Une des questions posées lors de la visite fut évidemment l’explosion d’une batterie d’une téléphone portable Samsung. Sur les causes de l’incident, les responsables de Solvay sont restés très prudents mais ce dont ils sont sûrs c’est que cela ne leur pas porté préjudice. Au contraire.

D’après l’explication officieuse, il y aurait eu un problème avec la membrane qui sépare l’anode de la cathode. "Or, Solvay n’est pas dans le business des séparateurs", explique Jean-Christophe Galland.

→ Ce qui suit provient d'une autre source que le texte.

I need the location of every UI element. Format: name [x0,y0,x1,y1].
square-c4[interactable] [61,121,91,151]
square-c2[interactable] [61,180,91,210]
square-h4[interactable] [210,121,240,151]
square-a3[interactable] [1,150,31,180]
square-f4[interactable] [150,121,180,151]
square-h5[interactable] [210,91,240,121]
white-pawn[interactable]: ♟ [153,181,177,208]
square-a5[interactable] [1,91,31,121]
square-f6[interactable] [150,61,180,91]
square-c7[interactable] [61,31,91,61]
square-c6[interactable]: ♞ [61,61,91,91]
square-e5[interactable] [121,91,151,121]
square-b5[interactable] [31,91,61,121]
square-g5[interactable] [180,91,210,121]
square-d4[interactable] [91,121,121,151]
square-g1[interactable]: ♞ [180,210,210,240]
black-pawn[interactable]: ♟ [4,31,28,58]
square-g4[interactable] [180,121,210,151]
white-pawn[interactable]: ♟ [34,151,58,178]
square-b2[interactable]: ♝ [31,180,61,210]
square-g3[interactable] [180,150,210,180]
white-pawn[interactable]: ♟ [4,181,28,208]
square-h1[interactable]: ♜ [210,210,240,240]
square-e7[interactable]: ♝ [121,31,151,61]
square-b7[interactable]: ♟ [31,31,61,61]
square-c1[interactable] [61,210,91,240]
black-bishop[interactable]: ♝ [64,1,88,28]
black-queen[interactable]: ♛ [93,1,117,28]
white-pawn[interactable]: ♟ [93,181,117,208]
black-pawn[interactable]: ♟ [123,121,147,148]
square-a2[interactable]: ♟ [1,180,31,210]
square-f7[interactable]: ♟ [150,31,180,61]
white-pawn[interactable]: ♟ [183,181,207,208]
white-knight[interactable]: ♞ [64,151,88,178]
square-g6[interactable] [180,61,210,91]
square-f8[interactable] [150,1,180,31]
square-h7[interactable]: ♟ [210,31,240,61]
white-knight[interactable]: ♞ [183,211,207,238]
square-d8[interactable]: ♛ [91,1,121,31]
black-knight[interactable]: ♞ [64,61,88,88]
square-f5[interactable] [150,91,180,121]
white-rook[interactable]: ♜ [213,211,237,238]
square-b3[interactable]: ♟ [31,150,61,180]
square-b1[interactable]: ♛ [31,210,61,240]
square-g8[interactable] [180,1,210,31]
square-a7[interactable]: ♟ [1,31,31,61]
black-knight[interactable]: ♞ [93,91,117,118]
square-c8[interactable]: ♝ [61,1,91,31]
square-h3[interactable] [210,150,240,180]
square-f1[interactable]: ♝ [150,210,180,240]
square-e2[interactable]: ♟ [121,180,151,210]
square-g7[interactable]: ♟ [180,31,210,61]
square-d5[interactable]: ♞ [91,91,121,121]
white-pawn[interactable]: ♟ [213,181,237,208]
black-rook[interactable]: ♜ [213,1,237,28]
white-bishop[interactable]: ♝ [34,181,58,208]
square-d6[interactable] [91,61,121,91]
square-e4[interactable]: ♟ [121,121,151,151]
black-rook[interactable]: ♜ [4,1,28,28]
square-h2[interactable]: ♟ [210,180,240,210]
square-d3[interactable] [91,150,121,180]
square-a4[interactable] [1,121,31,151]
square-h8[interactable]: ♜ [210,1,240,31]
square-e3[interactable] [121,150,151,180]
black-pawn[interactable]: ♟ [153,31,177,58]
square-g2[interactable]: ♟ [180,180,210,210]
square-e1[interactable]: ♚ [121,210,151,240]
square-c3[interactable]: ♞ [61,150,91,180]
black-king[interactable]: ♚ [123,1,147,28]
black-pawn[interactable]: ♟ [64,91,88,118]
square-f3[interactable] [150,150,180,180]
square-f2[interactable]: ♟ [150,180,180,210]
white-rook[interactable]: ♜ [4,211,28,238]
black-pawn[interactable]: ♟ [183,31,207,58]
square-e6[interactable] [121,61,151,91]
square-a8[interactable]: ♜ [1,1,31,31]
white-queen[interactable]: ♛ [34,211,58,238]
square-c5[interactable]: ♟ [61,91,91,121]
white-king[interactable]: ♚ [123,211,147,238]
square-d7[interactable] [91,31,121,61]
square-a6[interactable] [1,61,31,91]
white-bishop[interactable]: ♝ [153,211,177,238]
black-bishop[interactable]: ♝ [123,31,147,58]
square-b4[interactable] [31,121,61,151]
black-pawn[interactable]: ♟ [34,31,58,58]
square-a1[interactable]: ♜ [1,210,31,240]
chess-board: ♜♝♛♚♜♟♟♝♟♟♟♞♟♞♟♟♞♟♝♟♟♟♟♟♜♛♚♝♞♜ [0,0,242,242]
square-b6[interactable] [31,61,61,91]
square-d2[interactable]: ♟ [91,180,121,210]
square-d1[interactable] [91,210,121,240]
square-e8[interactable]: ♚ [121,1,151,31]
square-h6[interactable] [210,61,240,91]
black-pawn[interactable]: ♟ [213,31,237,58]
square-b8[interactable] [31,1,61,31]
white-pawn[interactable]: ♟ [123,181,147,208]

Par contre, cet incident a une influence sur "l’axe de travail" du groupe chimique, assure-t-il. Et cela parce que Solvay a des solutions en termes de séparateurs renforcés par couche de polymère, poursuit l’ingénieur chimiste. Cette opportunité est d’ailleurs apparue indépendamment du problème rencontré par Samsung. "Chez Solvay, on sait qu’on a des solutions pour développer des séparateurs plus résistants. Un prérequis pour développer la batterie de demain", poursuit le scientifique français.

On l’aura compris, au centre de recherche coréen de Solvay, on pense à demain. Sous le regard bienveillant du fondateur Ernest Solvay dont une photo a été accrochée au mur, à quelques mètres d’un prototype de la voiture des décennies à venir.